April 26, 2024, 12:32

UK PM Johnson Says US Decision to Withdraw Troops ‘Has Accelerated Things in Afghanistan’

UK PM Johnson Says US Decision to Withdraw Troops ‘Has Accelerated Things in Afghanistan’

The Taliban* entered the Afghan capital Kabul on Sunday morning with no resistance from the US-trained national army. By nightfall, they had taken over the presidential palace and were reportedly firing on the city’s airport, where Western powers were evacuating their embassy staff.

Britain’s prime minister has conceded there will be a “new government” in Afghanistan, but urged “likeminded” countries not to recognise it “prematurely”.

In a televised interview immediately following a meeting of the government’s COBRA emergency committee, PM Boris Johnson effectively acknowledged the victory of the Taliban in the 20-year war with the US and its NATO allies.

A video showed Western-backed President Ashraf Ghani leave the country by plane on Sunday.
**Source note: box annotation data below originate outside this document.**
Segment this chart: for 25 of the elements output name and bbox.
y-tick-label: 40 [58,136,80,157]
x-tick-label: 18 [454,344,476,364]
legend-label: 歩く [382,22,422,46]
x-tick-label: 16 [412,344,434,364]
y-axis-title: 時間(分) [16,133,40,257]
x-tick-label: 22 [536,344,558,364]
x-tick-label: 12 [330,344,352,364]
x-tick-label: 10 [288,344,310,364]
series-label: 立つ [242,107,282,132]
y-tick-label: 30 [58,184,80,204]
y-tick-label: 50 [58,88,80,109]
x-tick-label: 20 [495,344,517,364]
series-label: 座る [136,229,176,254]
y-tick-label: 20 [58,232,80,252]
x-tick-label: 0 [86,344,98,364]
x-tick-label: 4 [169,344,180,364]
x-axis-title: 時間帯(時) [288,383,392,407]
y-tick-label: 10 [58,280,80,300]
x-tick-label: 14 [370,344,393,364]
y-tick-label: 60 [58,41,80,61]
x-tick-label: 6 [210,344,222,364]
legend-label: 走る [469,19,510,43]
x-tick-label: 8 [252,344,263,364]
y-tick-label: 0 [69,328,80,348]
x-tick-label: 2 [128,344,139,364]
He stressed that some 2,000 Afghans had already come to the UK under the government’s resettlement scheme, adding: “We’re going to get as many as we can out in the next few days”. 

“I think it’s very important that the West, collectively, should work together to get over to that new government, be it by the Taliban or anybody else, that nobody wants Afghanistan once again to be a breeding ground for terror”.

The PM said it was not in the interests of the Afghan people for their country to “lapse back into the pre-2001 state”, referring to the Taliban’s rule before the US-led invasion, ostensibly in search of the elusive al-Qaeda* leader Osama bin Laden, who the US government claimed to have assassinated in Pakistan in 2011.

He said the UK would work with its “partners” on the UN Security Council, including Russia and China, and NATO to “get that message over”.

The Taliban pledged as part of the 2020 peace treaty with Washington — subsequently violated several times by new US President Joe Biden — that it would not allow terrorist organisations to use its territory as a base for attacks on other countries.

Asked whether the government was ready to “throw human rights out of the window” to gain concessions from a “shiny new Taliban 2.0”, Johnson insisted: “Of course we continue to attach huge importance to human rights, to equalities”.